FUNDÃO – CLUBE DE LEITURA

Nasceu no Fundão o Clube de Leitura. Mensalmente, os Leitores aderentes vão poder reunir-se na Biblioteca Eugénio de Andrade, um espaço de partilha de ideias, de emoções, de conhecimentos, sob orientação e direção do escritor Manuel da Silva Ramos.

A primeira sessão, com uma razoável assistência (seria bom nas futuras edições ter a participação de mais jovens), foi dedicada a Vergílio Ferreira, uma homenagem comemorativa do seu centenário. O debate Tertuliano incidiu na imortal obra literária “Manhã Submersa”, pérola da língua portuguesa, que aborda as vivências do autor no Seminário do Fundão.

Surgiram acérrimas críticas em diversas direções. Uma pessoa considerou que acordar um adolescente às seis da manhã para estudar era um ato de violência. Cá para mim, sempre é melhor acordar às 6 da manhã para adquirir conhecimentos e construir os alicerces de um futuro, do que se deitar às 6 da manhã sem nada aprender ou passar uma noite de contrabando de sobrevivência, calcorreando montes e vales por caminhos fronteiriços.

Um ex-aluno salientou que nunca conheceu, em oito anos de seminário, qualquer “manhã submersa”, mas sim manhãs radiosas e felizes. Referiu ser necessário não tomar a árvore pela floresta, pois, embora o contexto nacional fosse austero em todas as áreas, o seminário foi a escola dos pobres, democratizando o ensino antes de haver Democracia, permitindo que muitos jovens sem dinheiro pudessem ser alguém na vida e desempenhar funções importantes na sociedade.

Nas páginas finais da “Agenda de 2016 – Vergílio Ferreira”, editada pela Imprensa Nacional/Casa da Moeda, aparece manuscrita a folha do rosto da Manhã Submersa (1954) com diferentes hipóteses de títulos, entre elas, a de “ Cavalo Degolado/Noturno”.

Um dos tertulianos, que por acaso nunca estivera num Seminário, apontou logo a infelicidade, a angústia, o castigo e a castração de todos os seminaristas. O ex-aluno estranhou o termo castração, pois todos os seus colegas seminaristas tiveram vários filhos depois desta experiência castradora… Além disso, são todos cidadãos ativos em inúmeras atividades e serviços, reconhecendo a VIDA que o seminário lhes proporcionou.

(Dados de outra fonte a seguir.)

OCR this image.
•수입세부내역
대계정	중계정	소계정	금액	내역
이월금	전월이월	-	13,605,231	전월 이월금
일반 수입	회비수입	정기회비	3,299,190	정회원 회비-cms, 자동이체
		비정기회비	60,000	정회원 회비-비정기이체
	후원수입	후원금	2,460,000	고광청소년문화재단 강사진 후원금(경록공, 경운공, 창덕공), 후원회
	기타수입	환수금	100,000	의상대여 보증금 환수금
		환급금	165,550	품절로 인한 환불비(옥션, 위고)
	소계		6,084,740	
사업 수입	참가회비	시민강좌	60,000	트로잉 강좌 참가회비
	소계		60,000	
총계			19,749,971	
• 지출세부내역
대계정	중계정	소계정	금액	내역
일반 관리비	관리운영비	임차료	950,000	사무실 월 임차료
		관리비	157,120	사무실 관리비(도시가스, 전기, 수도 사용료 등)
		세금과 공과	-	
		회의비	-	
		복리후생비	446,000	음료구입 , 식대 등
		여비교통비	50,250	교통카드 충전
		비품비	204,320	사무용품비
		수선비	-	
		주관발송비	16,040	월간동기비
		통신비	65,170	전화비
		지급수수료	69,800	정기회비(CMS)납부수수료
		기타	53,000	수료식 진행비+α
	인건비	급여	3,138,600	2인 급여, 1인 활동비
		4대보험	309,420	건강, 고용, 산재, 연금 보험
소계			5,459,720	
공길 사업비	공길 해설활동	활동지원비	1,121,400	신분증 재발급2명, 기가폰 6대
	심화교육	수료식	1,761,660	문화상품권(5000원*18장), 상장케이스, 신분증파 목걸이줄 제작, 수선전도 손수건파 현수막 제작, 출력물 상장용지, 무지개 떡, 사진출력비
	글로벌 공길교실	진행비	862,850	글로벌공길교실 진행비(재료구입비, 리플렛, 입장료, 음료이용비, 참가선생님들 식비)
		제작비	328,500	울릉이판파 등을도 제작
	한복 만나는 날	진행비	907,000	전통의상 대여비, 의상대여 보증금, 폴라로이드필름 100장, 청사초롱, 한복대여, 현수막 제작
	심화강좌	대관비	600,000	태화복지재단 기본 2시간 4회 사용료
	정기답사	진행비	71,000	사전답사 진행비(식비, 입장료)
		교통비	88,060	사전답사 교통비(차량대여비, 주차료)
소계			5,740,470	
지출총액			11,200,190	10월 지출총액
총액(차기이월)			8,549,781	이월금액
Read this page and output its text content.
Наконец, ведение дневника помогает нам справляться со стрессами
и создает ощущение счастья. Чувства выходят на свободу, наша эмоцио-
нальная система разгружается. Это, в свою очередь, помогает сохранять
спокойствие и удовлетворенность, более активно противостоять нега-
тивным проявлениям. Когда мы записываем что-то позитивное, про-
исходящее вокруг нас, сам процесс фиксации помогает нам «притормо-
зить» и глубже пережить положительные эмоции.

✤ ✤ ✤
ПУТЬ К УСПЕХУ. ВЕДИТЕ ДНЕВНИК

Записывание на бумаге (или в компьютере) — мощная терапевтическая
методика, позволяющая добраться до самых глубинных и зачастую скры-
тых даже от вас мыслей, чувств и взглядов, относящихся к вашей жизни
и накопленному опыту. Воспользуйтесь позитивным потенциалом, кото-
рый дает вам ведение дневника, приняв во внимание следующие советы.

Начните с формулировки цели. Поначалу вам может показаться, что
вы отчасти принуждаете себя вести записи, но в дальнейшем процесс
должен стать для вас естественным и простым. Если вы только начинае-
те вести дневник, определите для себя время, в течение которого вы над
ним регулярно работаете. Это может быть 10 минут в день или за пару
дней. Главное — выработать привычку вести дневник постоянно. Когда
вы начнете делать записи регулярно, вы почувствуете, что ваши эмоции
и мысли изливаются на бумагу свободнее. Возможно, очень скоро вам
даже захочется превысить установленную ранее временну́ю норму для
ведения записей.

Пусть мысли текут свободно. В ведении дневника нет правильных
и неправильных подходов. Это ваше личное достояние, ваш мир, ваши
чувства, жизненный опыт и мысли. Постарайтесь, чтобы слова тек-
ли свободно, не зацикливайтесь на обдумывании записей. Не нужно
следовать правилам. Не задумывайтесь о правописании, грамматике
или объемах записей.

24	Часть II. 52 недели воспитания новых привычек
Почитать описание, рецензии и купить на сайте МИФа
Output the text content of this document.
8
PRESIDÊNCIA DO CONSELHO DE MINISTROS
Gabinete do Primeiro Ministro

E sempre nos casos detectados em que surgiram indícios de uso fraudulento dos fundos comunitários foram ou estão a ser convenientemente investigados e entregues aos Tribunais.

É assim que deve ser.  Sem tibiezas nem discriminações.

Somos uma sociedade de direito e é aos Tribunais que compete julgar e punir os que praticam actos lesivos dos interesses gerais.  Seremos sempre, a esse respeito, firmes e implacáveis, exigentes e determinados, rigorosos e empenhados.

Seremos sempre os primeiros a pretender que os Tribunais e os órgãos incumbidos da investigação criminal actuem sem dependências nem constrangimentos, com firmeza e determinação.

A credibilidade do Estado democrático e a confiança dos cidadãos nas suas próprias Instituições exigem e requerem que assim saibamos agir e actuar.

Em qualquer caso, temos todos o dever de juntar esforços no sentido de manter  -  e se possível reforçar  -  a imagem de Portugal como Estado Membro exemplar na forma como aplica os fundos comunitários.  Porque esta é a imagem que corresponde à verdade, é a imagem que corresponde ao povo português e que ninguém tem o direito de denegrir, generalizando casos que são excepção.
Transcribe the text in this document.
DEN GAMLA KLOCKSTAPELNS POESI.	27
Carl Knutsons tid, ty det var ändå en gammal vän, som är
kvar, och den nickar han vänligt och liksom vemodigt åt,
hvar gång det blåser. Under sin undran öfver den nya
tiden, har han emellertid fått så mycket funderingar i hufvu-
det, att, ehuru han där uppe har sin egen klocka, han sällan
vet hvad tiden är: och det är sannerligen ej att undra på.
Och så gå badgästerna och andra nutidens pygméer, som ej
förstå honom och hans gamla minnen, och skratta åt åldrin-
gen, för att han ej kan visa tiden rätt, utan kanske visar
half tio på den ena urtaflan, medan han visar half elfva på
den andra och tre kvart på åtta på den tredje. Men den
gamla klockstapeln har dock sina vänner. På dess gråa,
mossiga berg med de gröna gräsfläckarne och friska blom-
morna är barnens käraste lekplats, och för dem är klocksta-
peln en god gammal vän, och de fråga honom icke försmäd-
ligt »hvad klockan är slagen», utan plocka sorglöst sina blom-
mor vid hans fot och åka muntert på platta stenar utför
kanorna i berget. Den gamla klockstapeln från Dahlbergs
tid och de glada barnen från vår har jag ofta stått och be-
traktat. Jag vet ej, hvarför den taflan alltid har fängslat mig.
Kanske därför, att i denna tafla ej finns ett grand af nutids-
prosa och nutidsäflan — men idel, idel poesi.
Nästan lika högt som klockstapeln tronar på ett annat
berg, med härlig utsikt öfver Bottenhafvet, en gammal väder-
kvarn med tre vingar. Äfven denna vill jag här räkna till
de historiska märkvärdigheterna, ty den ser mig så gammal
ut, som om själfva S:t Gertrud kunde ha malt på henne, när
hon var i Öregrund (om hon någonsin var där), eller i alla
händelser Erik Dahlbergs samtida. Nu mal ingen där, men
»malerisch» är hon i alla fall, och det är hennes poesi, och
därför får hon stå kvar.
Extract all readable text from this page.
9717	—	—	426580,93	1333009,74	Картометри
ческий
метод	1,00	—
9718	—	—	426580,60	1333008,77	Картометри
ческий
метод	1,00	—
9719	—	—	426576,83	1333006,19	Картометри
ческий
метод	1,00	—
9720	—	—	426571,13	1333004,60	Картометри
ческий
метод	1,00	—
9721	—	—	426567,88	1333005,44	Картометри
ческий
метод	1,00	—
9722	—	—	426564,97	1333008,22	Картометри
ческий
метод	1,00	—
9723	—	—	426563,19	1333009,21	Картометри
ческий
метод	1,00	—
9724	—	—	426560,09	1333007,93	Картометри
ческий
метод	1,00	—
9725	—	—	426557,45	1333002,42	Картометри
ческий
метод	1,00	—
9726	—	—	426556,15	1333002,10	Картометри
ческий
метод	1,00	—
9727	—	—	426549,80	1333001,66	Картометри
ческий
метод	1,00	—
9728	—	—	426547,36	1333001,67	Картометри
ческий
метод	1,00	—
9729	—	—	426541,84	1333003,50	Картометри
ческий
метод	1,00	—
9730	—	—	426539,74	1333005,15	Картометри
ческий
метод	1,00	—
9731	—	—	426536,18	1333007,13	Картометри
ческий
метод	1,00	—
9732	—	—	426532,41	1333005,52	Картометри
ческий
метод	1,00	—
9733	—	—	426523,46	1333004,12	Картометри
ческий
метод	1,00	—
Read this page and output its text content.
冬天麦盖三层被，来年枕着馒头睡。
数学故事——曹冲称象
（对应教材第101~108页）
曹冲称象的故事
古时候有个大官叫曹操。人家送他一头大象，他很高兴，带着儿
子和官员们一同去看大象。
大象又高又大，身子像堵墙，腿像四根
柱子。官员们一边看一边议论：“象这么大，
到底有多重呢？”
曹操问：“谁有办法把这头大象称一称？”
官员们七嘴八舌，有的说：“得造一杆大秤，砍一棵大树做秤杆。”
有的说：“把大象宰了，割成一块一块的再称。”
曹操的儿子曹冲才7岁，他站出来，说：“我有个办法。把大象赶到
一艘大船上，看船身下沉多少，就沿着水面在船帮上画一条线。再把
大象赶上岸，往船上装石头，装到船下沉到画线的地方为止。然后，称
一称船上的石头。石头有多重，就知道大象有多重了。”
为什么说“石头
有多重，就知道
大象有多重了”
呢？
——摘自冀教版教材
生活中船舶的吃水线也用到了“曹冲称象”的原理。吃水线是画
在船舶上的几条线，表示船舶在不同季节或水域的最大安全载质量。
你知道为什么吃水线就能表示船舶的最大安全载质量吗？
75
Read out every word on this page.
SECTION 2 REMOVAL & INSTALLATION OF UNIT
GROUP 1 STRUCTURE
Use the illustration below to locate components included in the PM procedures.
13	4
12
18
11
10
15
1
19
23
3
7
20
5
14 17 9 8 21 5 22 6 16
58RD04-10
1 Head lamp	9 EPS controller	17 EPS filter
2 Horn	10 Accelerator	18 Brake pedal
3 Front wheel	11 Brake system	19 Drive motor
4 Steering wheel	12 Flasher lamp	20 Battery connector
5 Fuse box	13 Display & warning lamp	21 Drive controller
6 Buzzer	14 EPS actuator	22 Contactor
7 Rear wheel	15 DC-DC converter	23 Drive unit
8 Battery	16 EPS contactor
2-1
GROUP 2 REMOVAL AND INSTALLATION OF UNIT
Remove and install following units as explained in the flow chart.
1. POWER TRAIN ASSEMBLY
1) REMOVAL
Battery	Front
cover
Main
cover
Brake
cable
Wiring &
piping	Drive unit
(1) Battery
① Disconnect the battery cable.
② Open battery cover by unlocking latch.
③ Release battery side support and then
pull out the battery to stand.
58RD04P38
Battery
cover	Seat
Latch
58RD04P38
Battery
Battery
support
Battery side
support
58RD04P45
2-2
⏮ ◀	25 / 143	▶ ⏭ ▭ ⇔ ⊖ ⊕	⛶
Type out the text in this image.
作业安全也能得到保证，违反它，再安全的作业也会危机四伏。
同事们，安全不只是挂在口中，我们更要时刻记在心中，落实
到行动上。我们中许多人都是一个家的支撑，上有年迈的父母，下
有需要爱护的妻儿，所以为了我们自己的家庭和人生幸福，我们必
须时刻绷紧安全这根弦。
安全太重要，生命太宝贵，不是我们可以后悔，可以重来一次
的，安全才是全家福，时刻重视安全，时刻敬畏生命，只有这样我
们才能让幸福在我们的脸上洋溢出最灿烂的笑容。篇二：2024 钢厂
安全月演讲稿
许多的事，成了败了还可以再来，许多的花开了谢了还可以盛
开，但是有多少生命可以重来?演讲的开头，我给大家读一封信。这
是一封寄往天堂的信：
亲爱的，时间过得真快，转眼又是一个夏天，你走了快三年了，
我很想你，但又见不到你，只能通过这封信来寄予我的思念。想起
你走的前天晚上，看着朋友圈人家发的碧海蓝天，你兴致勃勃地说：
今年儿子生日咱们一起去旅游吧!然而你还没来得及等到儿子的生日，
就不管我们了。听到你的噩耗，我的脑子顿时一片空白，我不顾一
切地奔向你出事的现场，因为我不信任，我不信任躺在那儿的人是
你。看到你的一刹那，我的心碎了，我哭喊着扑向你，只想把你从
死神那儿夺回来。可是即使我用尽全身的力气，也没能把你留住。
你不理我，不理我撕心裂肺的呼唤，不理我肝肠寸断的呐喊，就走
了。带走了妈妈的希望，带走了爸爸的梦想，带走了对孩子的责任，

Hoje, com os alunos a agredirem e a ofenderem os professores, os vários crimes nos espaços escolares, a eliminação progessiva das provas de avaliação (outra terrível violência para as crianças), as praxes assassinas, os diplomas de licenciaturas domingueiras, apostaria que Vergílio Ferreira, se fosse vivo, escreveria um romance com o seguinte título: ”Cavalos sem freio.“

Começaram depois as análises filosóficas e teológicas. As opiniões dividiram-se entre os que consideraram Vergílio Ferreira ateu e os que o consideraram agnóstico. Eu vejo uma procura de Deus em toda a sua obra, os especialistas logo me excomugam.

Um leitor insistiu no ambiente de “reclusão” dos Seminários, atirando para o ar, sem conhecer a realidade, que era uma prisão sem direito a saídas. Foi de imediato desmentido pelo ex-aluno, recordando-lhe que nas férias grandes do Verão (durante 3 meses), assim como na Páscoa e no Natal, todos os estudantes podiam ir para junto das suas famílias.

Como está na ordem do dia, muitos leram referências à pedofilia na obra de Vergílio Ferreira. Relendo a “Manhã Submersa” não encontrei nenhuma alusão a que esse crime fosse praticado no Seminário do Fundão.

Concluindo, Vergílio Ferreira escreveu a “Manhã Submersa”, uma obra intemporal da nossa literatura, não se limitando a criticar o “A”, o “B” ou o “C”. Na retina ficou aquele professor de português, bem conhecedor do pensamento e da obra de Vergílio Ferreira, que se recusou a participar na componente mais polémica desta tertúlia literária: O SEMINÁRIO.